I wouldn't call it an advantage over HAM at all. It's about HBL interrupts and code running synchronized with the electron beam. It chews up like 75% of the CPU, if not more, which is not the case with HAM.
Rowbeartoe wrote:
The enginneers hooked an oscilloscope to teh Atari ST MMU chip and reverse-enginneered its timers. Using this information, they designed a method to manipulate those times and stuff more colors into extra simlulated bit planes, before the signal even gets to that Atari ST's graphic Shifter chip.
You're making it sound like rocket science, which it is not. The MMU has no timers, maybe you're referring to the MFP.
O- to understand the memory in the Atari ST- I read that the engineers gave the ST 16 MHz unified RAM- giving 8-MHz to Video, and 8-MHz to the 68000. The ST didn't have anything fancing like CHIP RAM and FAST RAM.
Well, the TT and Falcon (and any 020+ machine) made a distinction between ST-RAM and Fast Ram, where the former could be accessed by the SDMA, blitter and shifter, and the latter could not.

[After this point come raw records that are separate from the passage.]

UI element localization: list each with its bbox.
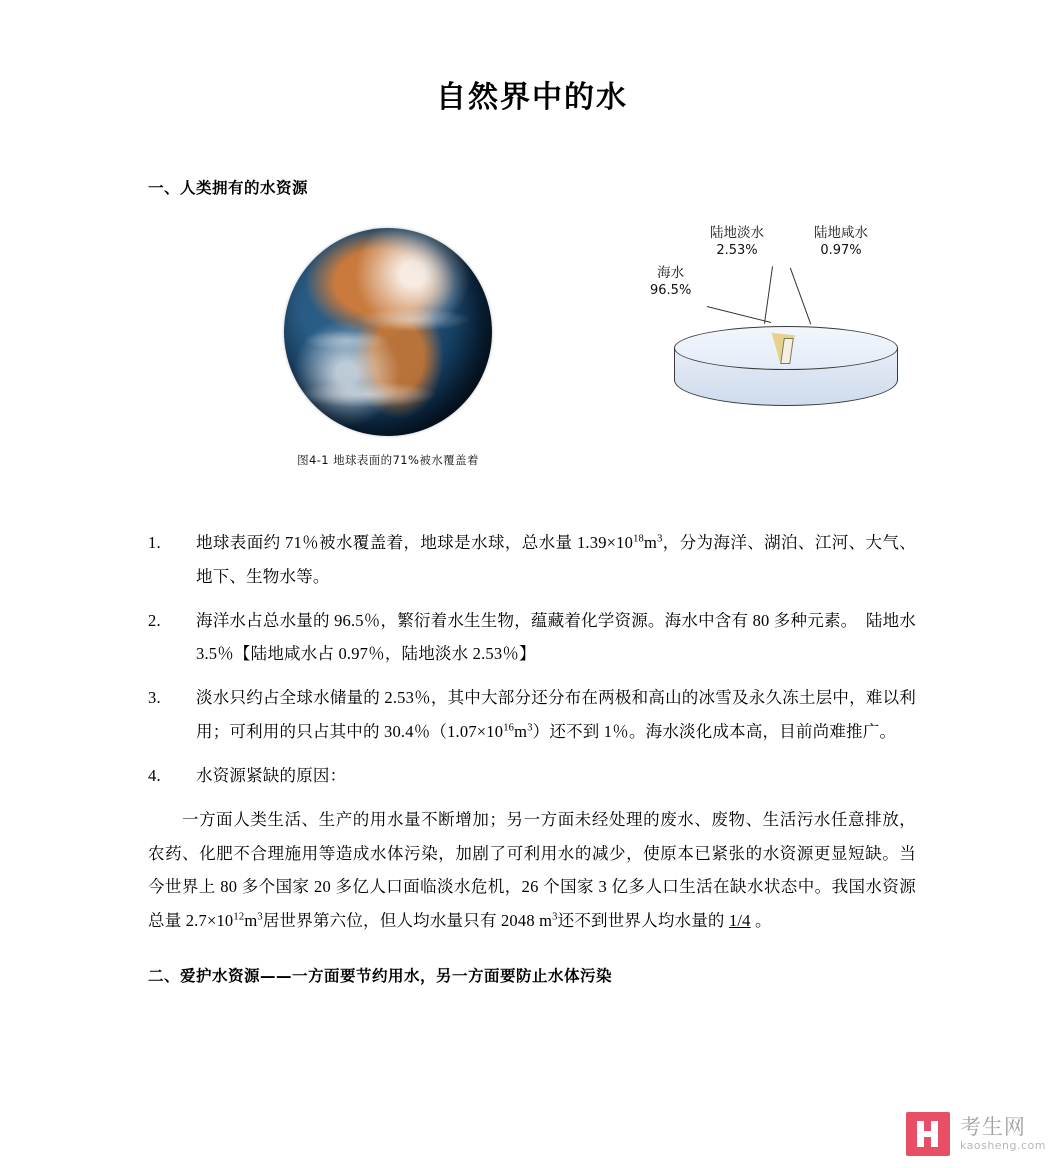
watermark-logo-icon — [906, 1112, 950, 1156]
figure-caption: 图4-1 地球表面的71%被水覆盖着 — [297, 453, 479, 467]
earth-icon — [284, 228, 492, 436]
watermark-text — [960, 1116, 1046, 1151]
figure-row — [0, 222, 1064, 482]
chart-label-seawater — [650, 264, 691, 300]
chart-label-saline-value: 0.97% — [820, 243, 862, 259]
list-item-text: 淡水只约占全球水储量的 2.53％，其中大部分还分布在两极和高山的冰雪及永久冻土层中，难以利用；可利用的只占其中的 30.4％$(1.07\times 10^{16}m^3)$还不到 1％。海水淡化成本高，目前尚难推广。 — [196, 688, 916, 742]
watermark-en: kaosheng.com — [959, 1138, 1046, 1152]
section-heading-1: 一、人类拥有的水资源 — [148, 179, 309, 197]
chart-label-saline — [814, 224, 868, 260]
watermark-cn: 考生网 — [959, 1115, 1026, 1140]
leader-line-saline — [790, 268, 811, 325]
document-page — [0, 72, 1064, 1168]
list-item-text: 地球表面约 71％被水覆盖着，地球是水球，总水量 $1.39\times 10^{18}m^3$，分为海洋、湖泊、江河、大气、地下、生物水等。 — [196, 533, 916, 586]
list-item — [148, 759, 916, 793]
chart-label-freshwater-value: 2.53% — [716, 243, 758, 259]
earth-figure — [268, 228, 508, 468]
chart-label-saline-name: 陆地咸水 — [814, 225, 868, 241]
list-item-text: 海洋水占总水量的 96.5％，繁衍着水生生物，蕴藏着化学资源。海水中含有 80 多种元素。 陆地水 3.5％【陆地咸水占 0.97％，陆地淡水 2.53％】 — [196, 610, 916, 664]
page-title: 自然界中的水 — [436, 80, 628, 115]
chart-label-seawater-name: 海水 — [657, 265, 685, 281]
leader-line-freshwater — [764, 266, 773, 324]
list-item — [148, 526, 916, 594]
body-paragraph: 一方面人类生活、生产的用水量不断增加；另一方面未经处理的废水、废物、生活污水任意排放，农药、化肥不合理施用等造成水体污染，加剧了可利用水的减少，使原本已紧张的水资源更显短缺。当今世界上 80 多个国家 20 多亿人口面临淡水危机，26 个国家 3 亿多人口生活在缺水状态中。我国水资源总量 $2.7\times 10^{12}m^3$居世界第六位，但人均水量只有 2048 $m^3$还不到世界人均水量的 1/4 。 — [148, 809, 916, 931]
leader-line-seawater — [707, 306, 771, 323]
watermark — [906, 1112, 1046, 1156]
list-item-number: 4. — [148, 765, 161, 785]
content-list — [148, 526, 916, 793]
list-item-number: 3. — [148, 688, 161, 708]
list-item-number: 1. — [148, 533, 161, 552]
water-distribution-chart — [650, 222, 950, 452]
chart-label-freshwater — [710, 224, 764, 260]
list-item — [148, 681, 916, 749]
chart-label-seawater-value: 96.5% — [650, 283, 692, 299]
cylinder-chart-body — [674, 326, 898, 412]
list-item-text: 水资源紧缺的原因： — [196, 765, 347, 785]
list-item — [148, 604, 916, 672]
section-heading-2: 二、爱护水资源——一方面要节约用水，另一方面要防止水体污染 — [148, 966, 613, 985]
list-item-number: 2. — [148, 610, 161, 630]
chart-label-freshwater-name: 陆地淡水 — [710, 225, 764, 241]
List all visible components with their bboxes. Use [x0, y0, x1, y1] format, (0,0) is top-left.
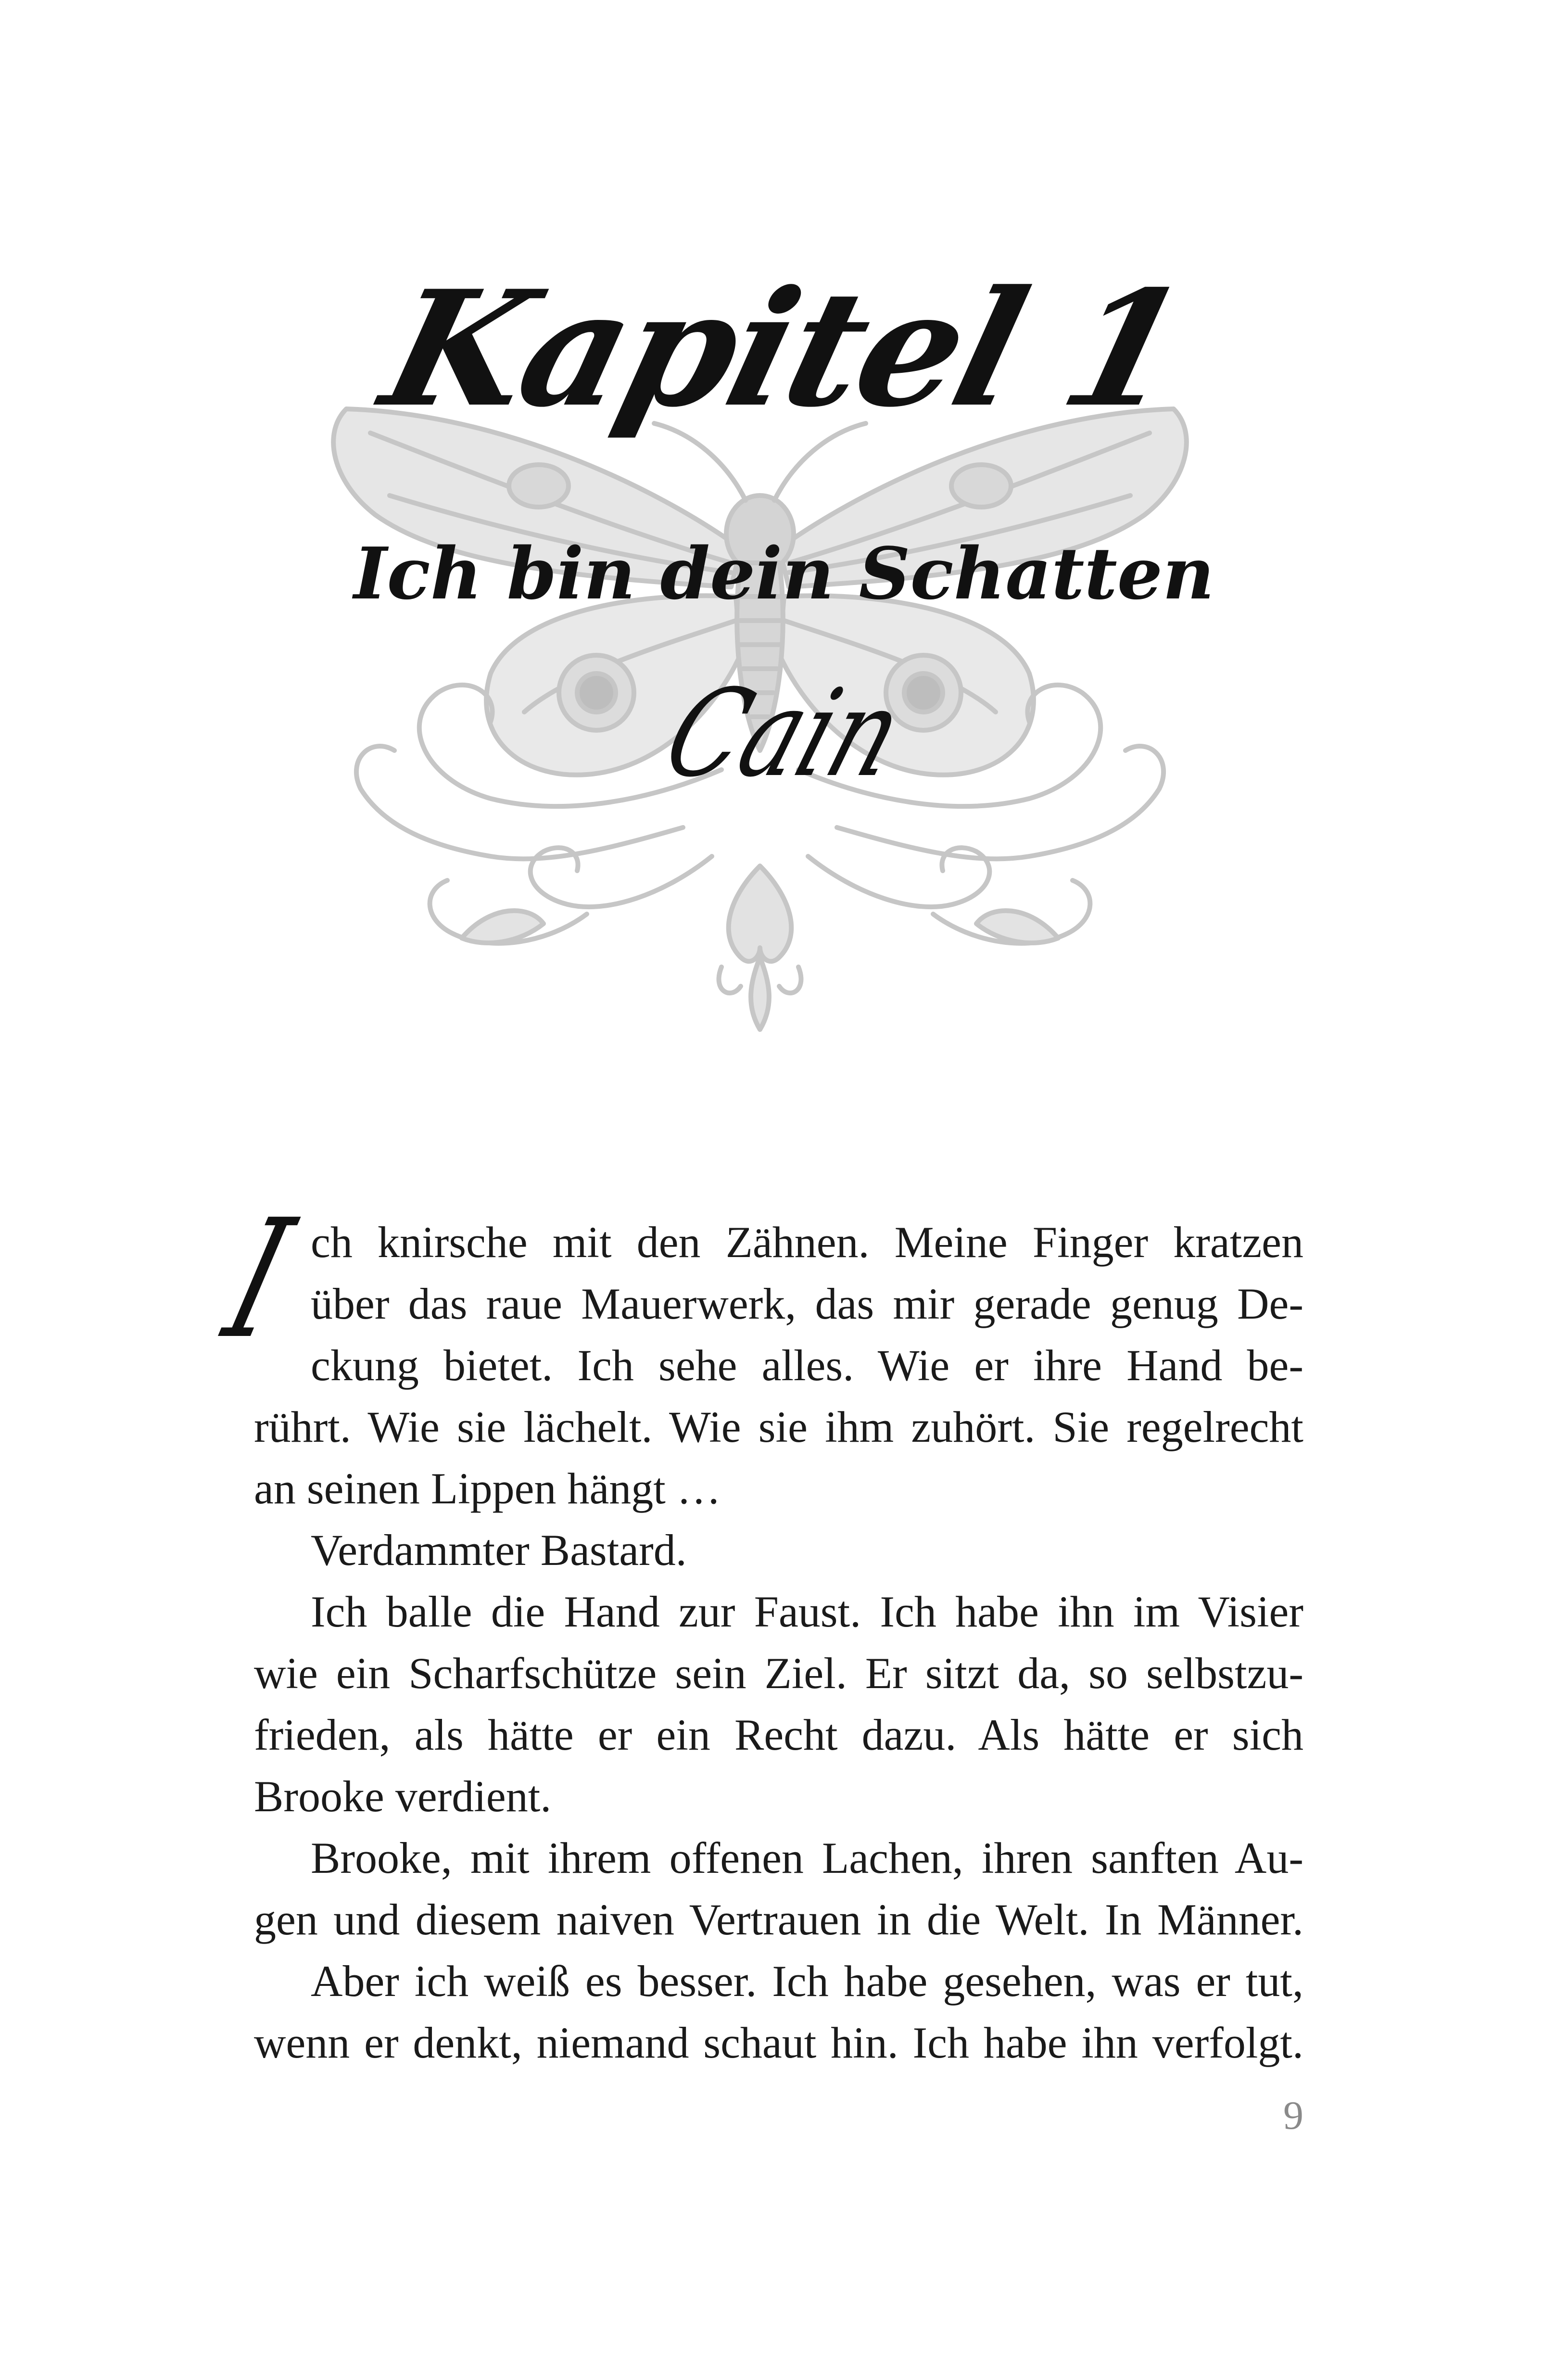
text-line: an seinen Lippen hängt … — [254, 1464, 721, 1513]
text-line: gen und diesem naiven Vertrauen in die Welt. In Männer. — [254, 1895, 1303, 1944]
text-line: Brooke, mit ihrem offenen Lachen, ihren sanften Au- — [311, 1833, 1303, 1882]
text-line: rührt. Wie sie lächelt. Wie sie ihm zuhört. Sie regelrecht — [254, 1402, 1303, 1451]
drop-cap: I — [208, 1184, 308, 1375]
chapter-number-heading: Kapitel 1 — [367, 255, 1201, 442]
pov-character-name: Cain — [649, 663, 919, 803]
text-line: ch knirsche mit den Zähnen. Meine Finger kratzen — [311, 1218, 1303, 1267]
text-line: über das raue Mauerwerk, das mir gerade genug De- — [311, 1279, 1303, 1328]
chapter-body-text — [254, 1211, 1303, 2073]
page-number: 9 — [1283, 2093, 1303, 2138]
text-line: wenn er denkt, niemand schaut hin. Ich habe ihn verfolgt. — [254, 2018, 1303, 2067]
chapter-title: Ich bin dein Schatten — [354, 532, 1214, 615]
text-line: frieden, als hätte er ein Recht dazu. Als hätte er sich — [254, 1710, 1303, 1759]
text-line: Verdammter Bastard. — [311, 1525, 687, 1575]
text-line: Ich balle die Hand zur Faust. Ich habe ihn im Visier — [311, 1587, 1303, 1636]
text-line: Brooke verdient. — [254, 1772, 552, 1821]
text-line: wie ein Scharfschütze sein Ziel. Er sitzt da, so selbstzu- — [254, 1649, 1303, 1698]
text-line: Aber ich weiß es besser. Ich habe gesehen, was er tut, — [311, 1957, 1303, 2006]
text-line: ckung bietet. Ich sehe alles. Wie er ihre Hand be- — [311, 1341, 1303, 1390]
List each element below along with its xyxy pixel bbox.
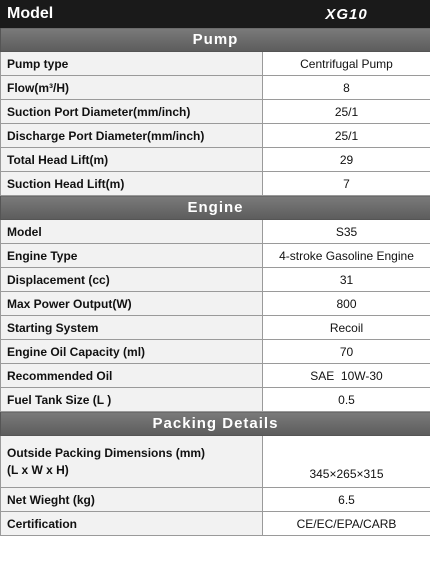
spec-label: Engine Oil Capacity (ml): [1, 340, 263, 364]
spec-value: 7: [263, 172, 430, 196]
spec-label: Net Wieght (kg): [1, 488, 263, 512]
section-title: Engine: [1, 196, 430, 220]
spec-row: [1, 172, 430, 196]
spec-value: Centrifugal Pump: [263, 52, 430, 76]
spec-label: Flow(m³/H): [1, 76, 263, 100]
spec-value: 800: [263, 292, 430, 316]
spec-value: 31: [263, 268, 430, 292]
spec-value: 345×265×315: [263, 436, 430, 488]
spec-label: Starting System: [1, 316, 263, 340]
spec-value: CE/EC/EPA/CARB: [263, 512, 430, 536]
spec-row: [1, 268, 430, 292]
spec-label: Total Head Lift(m): [1, 148, 263, 172]
spec-label: Suction Port Diameter(mm/inch): [1, 100, 263, 124]
spec-label: Certification: [1, 512, 263, 536]
spec-value: SAE 10W-30: [263, 364, 430, 388]
spec-label: Displacement (cc): [1, 268, 263, 292]
section-title: Pump: [1, 28, 430, 52]
spec-value: 25/1: [263, 124, 430, 148]
spec-label: Suction Head Lift(m): [1, 172, 263, 196]
spec-row: [1, 512, 430, 536]
spec-label: Engine Type: [1, 244, 263, 268]
spec-value: 8: [263, 76, 430, 100]
spec-row: [1, 388, 430, 412]
spec-row: [1, 340, 430, 364]
spec-value: 70: [263, 340, 430, 364]
spec-row: [1, 220, 430, 244]
spec-value: 0.5: [263, 388, 430, 412]
spec-label: Discharge Port Diameter(mm/inch): [1, 124, 263, 148]
model-name: XG10: [263, 1, 430, 28]
spec-row: [1, 124, 430, 148]
spec-value: 25/1: [263, 100, 430, 124]
spec-row: [1, 488, 430, 512]
spec-row: [1, 52, 430, 76]
spec-row: [1, 76, 430, 100]
spec-row: [1, 148, 430, 172]
spec-row: [1, 292, 430, 316]
header-label: Model: [1, 1, 263, 28]
spec-row: [1, 436, 430, 488]
spec-row: [1, 316, 430, 340]
section-packing: [1, 412, 430, 436]
section-title: Packing Details: [1, 412, 430, 436]
spec-row: [1, 244, 430, 268]
spec-label: Max Power Output(W): [1, 292, 263, 316]
section-engine: [1, 196, 430, 220]
spec-label: Pump type: [1, 52, 263, 76]
spec-value: 4-stroke Gasoline Engine: [263, 244, 430, 268]
section-pump: [1, 28, 430, 52]
header-row: [1, 1, 430, 28]
spec-value: S35: [263, 220, 430, 244]
spec-label: Fuel Tank Size (L ): [1, 388, 263, 412]
spec-label: Model: [1, 220, 263, 244]
spec-label: Outside Packing Dimensions (mm) (L x W x H): [1, 436, 263, 488]
spec-row: [1, 100, 430, 124]
spec-label: Recommended Oil: [1, 364, 263, 388]
spec-value: 6.5: [263, 488, 430, 512]
spec-value: Recoil: [263, 316, 430, 340]
spec-value: 29: [263, 148, 430, 172]
spec-row: [1, 364, 430, 388]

Thanks everyone for still trying to resolve this. I'm starting to accept that perhaps software engineers didn't feel pressed to push the Amiga to 60fps with there animation software.
Dude, you've got it wrong. The Amiga, and the software for it, was able to do 60fps. You've watched some old software which couldn't, and based your opinion on that. When people claim you've got it wrong, you still return to your perception from the old days. That's silly, no offence, but it really is. I'm an Atari guy too, for the record.